第2章で検討したように、法を誰がエクリチュール化=起草するのか、法が一般意志を本当に反映しているとどうやって確認するのか、という手続き的な問題を掘り下げて考え始めると、疑問がどんどん生じてくる。(略)
多くの批判者がルソーに対して感じる危険というのは、法というエクリチュールを実体視・絶対視してしまう危険と見ることができよう。(略)
既存の社会に嫌気がさしている多くの近代人は、単なる「見せかけ」ではない、本物の「自然と秩序の永遠の掟」が、万人の心の奥底に「書き込まれ」ていて欲しい[と願い](略)そうした「心のエクリチュール」を、「法」という可視的なエクリチュールへと完全に転記しようとする欲望を抱いた人々が権力を握る時、政治の悲劇が起こりやすくなる。(略)
ジャン・スタロバンスキは、その主著『透明と障害』(1957)で(略)コミュニケーションの「透明性」とそれを妨げる「障害物」という視点からのルソー理解を試みている。
 スタロバンスキによれば、ルソーはその生涯にわたって、「外観」や「見せかけ」のような不純物を含まない純粋なコミュニケーション、観念的な「記号」を介さないで通じ合えるような、他者との純粋な交わりを求め続けた。(略)
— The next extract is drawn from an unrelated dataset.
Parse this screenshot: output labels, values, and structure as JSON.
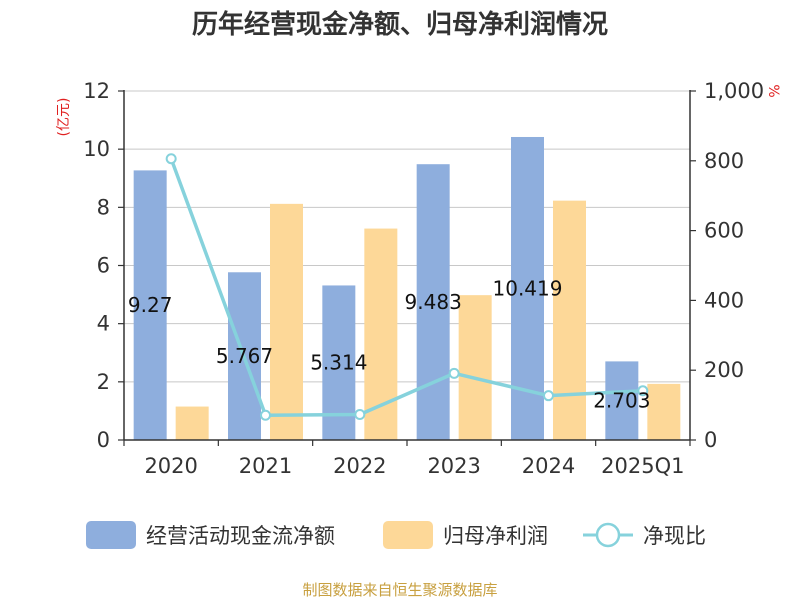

 世間的な社交が苦手であったルソーは、(自分自身も使っている)社会の中で流通しているエクリチュール化された言語を憎み、そのようなエクリチュールが支配する場から身を引こうとする。しかし、にもかかわらず、あるいは、だからこそ、自分の存在を社会に認めてもらうため、(自分自身が切実に体験している)エクリチュールの害毒を人々に伝えるために、独自のエクリチュールを生産し続けねばならなかった。そこにルソーが抱えている矛盾の本質がある。
(略)
 「真実の言語」によって現実の他者たちと交流することができないルソーは、その「代補」として。自らのエクリチュールーの中で、“透明なコミュニケーション共同体”を想像しようとする。
(略)
 この“透明な共同体”は、単なるフィクションではない。「法=一般意志」という、(「自然状態」あるいは「幼年時代」の)危険な「代補」は、“我々”に、未だ実現したことのない「完全な民主主義」の夢を見させ続けている。ネット技術の発展を通じて、“私”たち相互のコミュニケーションが限りなく透明に近づき、いつの日にか直接民主主義が現実化すると夢想する現代のネット知識人たちは、この「代補」に感染してしまった人たちなのかもしれない。
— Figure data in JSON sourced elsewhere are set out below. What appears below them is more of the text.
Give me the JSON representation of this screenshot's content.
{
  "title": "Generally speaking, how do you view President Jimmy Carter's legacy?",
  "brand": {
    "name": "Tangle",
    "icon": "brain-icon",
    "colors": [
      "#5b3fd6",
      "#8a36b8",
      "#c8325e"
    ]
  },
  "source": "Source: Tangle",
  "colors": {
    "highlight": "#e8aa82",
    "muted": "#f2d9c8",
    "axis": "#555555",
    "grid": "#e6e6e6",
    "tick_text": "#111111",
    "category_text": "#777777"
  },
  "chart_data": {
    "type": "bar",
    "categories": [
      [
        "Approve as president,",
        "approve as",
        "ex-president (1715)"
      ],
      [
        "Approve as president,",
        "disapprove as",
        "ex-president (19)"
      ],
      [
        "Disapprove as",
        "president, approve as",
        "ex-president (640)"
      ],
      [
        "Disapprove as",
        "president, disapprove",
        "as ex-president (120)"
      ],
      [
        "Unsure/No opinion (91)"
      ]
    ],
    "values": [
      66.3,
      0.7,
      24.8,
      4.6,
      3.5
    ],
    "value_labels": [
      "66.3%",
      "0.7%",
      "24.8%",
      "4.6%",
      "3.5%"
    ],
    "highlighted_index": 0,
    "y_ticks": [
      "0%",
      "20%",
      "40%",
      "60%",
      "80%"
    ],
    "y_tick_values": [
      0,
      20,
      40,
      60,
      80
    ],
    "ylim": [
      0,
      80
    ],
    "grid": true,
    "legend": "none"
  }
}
 無論、“透明な共同体”を夢想しているのは、ネット政治を推奨する知識人だけではない。「真実の私」を分かってもらおうとして、ブログやツイッターなどで“発信”を続け、その行為によってかえって、透明なコミュニケーションを阻害する「障害」を自ら作り出している人たちは、プチ・ルソー的な存在だと言えよう。(略)
透明な共同体に固執するあまり、かえって社会から孤立していく、ルソーの「病」の患者は増殖し続けているような気がする。